UK - British defence firm BAE Systems' pension scheme deficit is creating "negative sentiment" among investors, lowering the target price for stock in the firm, banking analysts say.
The scheme's £4.3bn ($6.9bn) deficit is having a drag effect on the corporation's balance sheet, making it look less competitive next to its rivals, according to Royal Bank of Scotland analysts.
RBS has reduced its target price from 425p to 350p to factor in the deficit in light of the £17.6bn scheme's impact on the firm's valuation.
In a research note, RBS analyst Sandy Morris said: "More recently, pension liabilities have weighed upon sentiment, in our view. All in all, these factors have generally made it very difficult to argue that, say, BAE is 10% cheap relative to its peers.
"We have chosen to focus on the definition of enterprise value (EV) that includes pension liabilities as we believe the topic of pension deficits currently has a significant bearing upon sentiment toward those companies that do have such deficits. In the medium term, and assuming a more positive backdrop for global equity markets, that negative sentiment should diminish, in our view."

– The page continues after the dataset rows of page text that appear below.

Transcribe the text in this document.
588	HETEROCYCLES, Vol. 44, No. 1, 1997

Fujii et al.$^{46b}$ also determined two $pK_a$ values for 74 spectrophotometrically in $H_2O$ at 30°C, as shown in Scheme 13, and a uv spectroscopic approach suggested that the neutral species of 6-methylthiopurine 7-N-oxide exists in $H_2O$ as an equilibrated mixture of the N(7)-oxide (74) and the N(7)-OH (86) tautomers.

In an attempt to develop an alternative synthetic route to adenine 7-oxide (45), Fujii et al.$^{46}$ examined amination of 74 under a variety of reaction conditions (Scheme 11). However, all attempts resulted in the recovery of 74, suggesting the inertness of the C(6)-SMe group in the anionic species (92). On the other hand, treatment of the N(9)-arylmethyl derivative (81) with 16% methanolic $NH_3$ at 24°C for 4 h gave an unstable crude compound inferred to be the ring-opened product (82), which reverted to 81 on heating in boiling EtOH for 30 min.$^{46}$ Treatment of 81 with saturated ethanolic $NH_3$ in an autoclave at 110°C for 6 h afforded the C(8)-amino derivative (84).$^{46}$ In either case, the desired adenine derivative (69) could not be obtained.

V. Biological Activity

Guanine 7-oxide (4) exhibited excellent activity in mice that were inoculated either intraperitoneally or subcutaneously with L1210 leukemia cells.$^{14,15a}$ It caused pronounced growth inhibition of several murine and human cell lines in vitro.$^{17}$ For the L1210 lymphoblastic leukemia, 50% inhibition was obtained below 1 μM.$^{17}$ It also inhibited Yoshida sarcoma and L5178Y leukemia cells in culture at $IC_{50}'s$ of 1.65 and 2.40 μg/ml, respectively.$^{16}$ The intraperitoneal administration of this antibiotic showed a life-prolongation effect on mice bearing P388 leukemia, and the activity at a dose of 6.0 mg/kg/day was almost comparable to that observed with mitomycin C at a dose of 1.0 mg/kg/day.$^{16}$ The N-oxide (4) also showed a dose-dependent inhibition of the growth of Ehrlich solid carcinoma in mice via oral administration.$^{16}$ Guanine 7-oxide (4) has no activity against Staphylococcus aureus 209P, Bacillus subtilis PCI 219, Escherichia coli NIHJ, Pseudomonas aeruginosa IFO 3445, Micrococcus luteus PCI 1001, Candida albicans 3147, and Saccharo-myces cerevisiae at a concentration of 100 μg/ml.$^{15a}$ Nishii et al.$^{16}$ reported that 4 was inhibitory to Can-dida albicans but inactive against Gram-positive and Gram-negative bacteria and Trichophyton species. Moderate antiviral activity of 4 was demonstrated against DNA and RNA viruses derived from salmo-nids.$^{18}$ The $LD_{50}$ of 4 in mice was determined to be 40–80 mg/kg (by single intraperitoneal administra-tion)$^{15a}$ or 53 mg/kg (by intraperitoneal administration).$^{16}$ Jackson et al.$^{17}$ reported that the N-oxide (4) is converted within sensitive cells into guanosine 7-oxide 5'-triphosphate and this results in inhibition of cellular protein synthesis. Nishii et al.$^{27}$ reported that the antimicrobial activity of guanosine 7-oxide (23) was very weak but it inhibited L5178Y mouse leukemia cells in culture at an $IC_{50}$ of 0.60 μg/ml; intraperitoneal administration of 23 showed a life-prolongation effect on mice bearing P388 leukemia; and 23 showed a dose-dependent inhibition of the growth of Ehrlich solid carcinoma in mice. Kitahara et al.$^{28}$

BAE is set to make a contribution of £160m to its pension scheme on the back of a £500m share buyback in July, but the pension funding deficit on BAE's main scheme and its 200 Plan is still likely to be about £3bn, according half year results for 2011, up from a £2bn estimate made in 2007/08.
However, BAE Systems noted in its 2010 annual report a 0.5% change in net discount rates used to value liabilities would increase or decrease the deficit by £1.7bn.
In August, fears over BT's pension scheme deficit sent investors scurrying away from the stock.